At the same time, one of the big themes of the class has been, at least for me, that we must not only be passive allies of those with less privilege than us, we must take affirmative action and be advocates in order for society to change. I saw too little evidence in my initial project of a classroom of active advocacy, and that is primarily what I wanted to change in my classroom.  In congruence with that goal, I made the following changes:


  • I would include a seating chart for the students every semester so that they are forced to sit near students who are different from them. My classroom will feature frequent discussion between students sitting near each other, and the best way to help them overcome prejudice and misconception is to have them actually talk to those different from them.
  • I will post a 'Safe Space' poster / sticker in a prominent location in the classroom. It isn't enough for me to passively support my gender non-conforming students. I need to actively show my defense of them.
  • I will focus my curriculum on a broad spectrum of historical voices, not just those who always possessed cultural or social capital (rich white men). Primary sources in my history classroom will just as frequently be from women, ethnic minorities, religious minorities, and underrepresented groups of every kind. My curriculum will actively bring institutional discrimination and hegemonic thinking to light.
  • I will help guide students more into learning the language of power by providing books of various levels in my class library. For students who are  fairly new to learning English, I'll have some lower level books that will help them because the books have more comprehensible input. What's more, I'll try to include and prominently display books that have been written in different students' primary language of discourse-- books by latino / latina authors, blacks, American Asians, etc. In this way both the content and the resources of my classroom will be clearly expansive.
  • I will allow the hall pass to be used freely, but will monitor its and address abuse if I see it. Only allowing one student to go at a time may exhibit bias which I have as a man. My female students should be allowed to visit the restroom whenever they need to during their periods without having to feel like they have to wait for someone else to come back with the hall pass.
  • I will vocally encourage tolerance and understanding during my unit on religion and take time to read sympathetic accounts of various persecuted religious groups with my students, particularly Muslim accounts.

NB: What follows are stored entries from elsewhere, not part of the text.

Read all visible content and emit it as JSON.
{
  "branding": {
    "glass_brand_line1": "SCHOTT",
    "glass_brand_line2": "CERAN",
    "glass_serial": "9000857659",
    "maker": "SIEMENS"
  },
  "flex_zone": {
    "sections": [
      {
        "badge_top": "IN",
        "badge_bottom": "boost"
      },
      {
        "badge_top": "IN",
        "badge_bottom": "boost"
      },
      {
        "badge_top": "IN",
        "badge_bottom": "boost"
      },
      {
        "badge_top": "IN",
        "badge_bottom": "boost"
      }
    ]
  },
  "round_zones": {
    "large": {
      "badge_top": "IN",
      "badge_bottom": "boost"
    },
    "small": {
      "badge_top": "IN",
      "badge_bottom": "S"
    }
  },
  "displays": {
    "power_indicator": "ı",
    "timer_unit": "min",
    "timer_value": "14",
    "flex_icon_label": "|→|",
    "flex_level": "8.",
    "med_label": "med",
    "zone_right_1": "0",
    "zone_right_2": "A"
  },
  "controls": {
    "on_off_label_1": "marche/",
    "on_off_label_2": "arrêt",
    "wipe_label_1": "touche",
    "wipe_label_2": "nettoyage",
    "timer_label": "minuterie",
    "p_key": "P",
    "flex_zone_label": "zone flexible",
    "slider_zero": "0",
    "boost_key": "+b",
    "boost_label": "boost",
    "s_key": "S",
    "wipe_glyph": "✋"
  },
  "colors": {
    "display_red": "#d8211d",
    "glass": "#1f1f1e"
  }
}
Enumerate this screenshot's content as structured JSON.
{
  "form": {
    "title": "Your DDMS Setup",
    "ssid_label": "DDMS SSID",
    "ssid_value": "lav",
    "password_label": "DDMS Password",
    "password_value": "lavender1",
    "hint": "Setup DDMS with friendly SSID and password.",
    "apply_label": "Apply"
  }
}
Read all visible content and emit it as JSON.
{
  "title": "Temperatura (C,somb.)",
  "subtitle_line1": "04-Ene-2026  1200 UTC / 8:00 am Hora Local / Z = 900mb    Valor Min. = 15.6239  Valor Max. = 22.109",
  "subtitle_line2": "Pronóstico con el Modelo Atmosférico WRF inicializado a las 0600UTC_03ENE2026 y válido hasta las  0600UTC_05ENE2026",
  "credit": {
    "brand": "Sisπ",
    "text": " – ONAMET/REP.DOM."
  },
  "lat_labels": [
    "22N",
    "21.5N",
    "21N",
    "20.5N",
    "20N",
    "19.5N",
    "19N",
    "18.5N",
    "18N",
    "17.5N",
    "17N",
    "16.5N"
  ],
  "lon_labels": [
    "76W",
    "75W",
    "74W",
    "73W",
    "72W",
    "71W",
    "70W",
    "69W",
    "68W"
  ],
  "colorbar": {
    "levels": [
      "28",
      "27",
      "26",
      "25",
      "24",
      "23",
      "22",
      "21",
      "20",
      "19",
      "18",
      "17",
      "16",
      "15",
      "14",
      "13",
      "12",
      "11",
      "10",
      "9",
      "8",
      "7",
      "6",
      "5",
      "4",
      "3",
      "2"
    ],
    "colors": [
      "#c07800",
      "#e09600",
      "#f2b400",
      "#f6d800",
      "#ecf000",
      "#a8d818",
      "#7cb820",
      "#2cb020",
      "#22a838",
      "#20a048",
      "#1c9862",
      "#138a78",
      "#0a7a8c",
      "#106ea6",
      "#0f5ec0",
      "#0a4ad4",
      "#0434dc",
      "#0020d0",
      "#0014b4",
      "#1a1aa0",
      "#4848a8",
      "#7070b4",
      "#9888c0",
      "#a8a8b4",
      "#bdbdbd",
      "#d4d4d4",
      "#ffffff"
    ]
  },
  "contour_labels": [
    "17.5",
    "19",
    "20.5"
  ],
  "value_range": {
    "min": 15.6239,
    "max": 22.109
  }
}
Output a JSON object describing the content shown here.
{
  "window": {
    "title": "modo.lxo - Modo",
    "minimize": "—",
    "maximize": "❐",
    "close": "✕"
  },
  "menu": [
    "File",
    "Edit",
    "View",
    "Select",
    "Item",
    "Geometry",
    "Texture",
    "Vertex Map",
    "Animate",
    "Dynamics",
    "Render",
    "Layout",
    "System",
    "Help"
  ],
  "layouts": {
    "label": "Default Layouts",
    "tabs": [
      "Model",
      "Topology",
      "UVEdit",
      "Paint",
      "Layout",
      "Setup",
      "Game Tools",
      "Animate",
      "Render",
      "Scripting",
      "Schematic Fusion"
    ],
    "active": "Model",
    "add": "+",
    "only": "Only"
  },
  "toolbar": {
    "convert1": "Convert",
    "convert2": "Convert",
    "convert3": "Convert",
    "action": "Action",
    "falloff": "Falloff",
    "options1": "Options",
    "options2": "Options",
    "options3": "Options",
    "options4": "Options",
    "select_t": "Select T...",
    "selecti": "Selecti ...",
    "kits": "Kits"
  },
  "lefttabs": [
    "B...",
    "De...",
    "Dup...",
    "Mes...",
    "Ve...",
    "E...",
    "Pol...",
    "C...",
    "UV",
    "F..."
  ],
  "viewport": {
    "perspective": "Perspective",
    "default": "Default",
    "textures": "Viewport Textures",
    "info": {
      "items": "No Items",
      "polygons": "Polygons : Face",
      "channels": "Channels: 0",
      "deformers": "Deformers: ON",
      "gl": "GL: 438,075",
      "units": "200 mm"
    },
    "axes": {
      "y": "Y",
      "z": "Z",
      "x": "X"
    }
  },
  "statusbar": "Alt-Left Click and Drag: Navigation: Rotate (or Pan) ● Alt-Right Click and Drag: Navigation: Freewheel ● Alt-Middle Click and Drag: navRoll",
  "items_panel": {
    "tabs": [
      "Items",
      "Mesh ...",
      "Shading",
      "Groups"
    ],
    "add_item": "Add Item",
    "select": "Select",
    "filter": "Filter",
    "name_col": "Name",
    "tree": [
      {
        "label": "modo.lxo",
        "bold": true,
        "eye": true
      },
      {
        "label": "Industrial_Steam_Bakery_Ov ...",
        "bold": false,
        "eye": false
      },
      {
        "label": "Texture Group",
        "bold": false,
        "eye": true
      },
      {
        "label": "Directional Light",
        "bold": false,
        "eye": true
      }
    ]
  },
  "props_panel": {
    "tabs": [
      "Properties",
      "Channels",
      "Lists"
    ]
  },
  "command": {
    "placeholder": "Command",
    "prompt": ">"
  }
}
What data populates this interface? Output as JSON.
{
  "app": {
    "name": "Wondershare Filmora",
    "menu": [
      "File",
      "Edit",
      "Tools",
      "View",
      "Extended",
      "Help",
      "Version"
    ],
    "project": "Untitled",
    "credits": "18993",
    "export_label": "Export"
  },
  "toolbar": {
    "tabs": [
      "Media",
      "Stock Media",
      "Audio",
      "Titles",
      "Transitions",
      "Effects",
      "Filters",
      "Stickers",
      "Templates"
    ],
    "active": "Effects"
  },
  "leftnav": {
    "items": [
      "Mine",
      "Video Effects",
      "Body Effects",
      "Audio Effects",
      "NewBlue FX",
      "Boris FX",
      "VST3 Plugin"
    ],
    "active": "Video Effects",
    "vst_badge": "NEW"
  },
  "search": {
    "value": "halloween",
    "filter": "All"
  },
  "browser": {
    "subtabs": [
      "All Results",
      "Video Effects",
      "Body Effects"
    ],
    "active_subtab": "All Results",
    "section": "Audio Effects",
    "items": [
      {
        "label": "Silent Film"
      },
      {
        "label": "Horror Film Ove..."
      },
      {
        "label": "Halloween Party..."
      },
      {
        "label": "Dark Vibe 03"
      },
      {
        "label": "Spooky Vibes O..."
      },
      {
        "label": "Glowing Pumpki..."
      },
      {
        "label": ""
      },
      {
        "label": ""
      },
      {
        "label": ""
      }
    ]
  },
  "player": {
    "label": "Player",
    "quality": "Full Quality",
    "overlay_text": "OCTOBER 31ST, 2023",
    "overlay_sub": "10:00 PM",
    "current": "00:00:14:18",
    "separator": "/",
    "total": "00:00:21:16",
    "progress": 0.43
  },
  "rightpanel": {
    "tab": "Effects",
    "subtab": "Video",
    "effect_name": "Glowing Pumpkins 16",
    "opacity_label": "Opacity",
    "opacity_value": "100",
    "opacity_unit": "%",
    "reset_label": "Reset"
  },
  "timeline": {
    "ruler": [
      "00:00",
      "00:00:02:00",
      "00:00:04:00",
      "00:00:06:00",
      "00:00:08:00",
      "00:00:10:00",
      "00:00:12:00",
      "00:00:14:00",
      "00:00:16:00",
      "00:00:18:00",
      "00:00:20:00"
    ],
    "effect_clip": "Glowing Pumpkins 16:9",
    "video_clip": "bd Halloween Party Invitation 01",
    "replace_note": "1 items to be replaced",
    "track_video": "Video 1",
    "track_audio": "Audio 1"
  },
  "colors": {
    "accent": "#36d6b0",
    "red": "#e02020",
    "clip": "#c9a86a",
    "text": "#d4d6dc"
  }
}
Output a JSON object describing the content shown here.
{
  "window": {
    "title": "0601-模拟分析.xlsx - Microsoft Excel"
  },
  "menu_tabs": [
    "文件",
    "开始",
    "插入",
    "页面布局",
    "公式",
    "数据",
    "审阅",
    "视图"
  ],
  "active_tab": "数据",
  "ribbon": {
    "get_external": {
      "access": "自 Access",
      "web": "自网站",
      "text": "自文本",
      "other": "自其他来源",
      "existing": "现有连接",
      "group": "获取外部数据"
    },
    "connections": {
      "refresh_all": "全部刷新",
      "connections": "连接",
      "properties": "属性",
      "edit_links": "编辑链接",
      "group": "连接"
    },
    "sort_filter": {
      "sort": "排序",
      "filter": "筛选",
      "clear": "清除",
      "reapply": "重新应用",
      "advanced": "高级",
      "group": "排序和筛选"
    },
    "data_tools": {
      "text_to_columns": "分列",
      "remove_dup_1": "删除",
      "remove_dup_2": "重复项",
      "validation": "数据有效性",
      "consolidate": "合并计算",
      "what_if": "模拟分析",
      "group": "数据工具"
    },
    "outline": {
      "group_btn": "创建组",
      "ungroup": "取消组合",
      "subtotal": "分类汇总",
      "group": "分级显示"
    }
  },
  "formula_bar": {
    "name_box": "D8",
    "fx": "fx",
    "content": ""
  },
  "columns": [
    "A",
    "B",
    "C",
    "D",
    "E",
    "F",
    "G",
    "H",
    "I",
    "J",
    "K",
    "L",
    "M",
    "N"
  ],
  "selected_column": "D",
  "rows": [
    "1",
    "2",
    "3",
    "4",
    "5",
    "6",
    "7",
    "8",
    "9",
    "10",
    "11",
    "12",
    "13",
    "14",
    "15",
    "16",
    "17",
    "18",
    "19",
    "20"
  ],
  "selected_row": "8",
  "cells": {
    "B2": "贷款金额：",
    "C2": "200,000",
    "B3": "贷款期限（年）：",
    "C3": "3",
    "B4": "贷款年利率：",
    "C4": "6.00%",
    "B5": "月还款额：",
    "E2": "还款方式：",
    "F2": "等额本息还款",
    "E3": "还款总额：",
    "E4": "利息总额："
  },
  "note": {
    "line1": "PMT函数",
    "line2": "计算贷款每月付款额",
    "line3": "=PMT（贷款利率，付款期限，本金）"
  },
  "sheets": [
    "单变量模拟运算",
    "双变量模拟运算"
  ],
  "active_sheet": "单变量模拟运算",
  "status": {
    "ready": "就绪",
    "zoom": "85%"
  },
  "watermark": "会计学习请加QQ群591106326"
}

  • I will select only media clips to show that have adequate subtitles. As most of my class will revolve around student discussion, I will plan ways for each lesson that a student with hearing or speech impairment could fully participate.
  • As a general rule, I will let the voices of those without privilege be heard just as much in our study of history as the voices of those with privilege. This relates to every possible group: ethnicities, religions, sexual minorities, anything.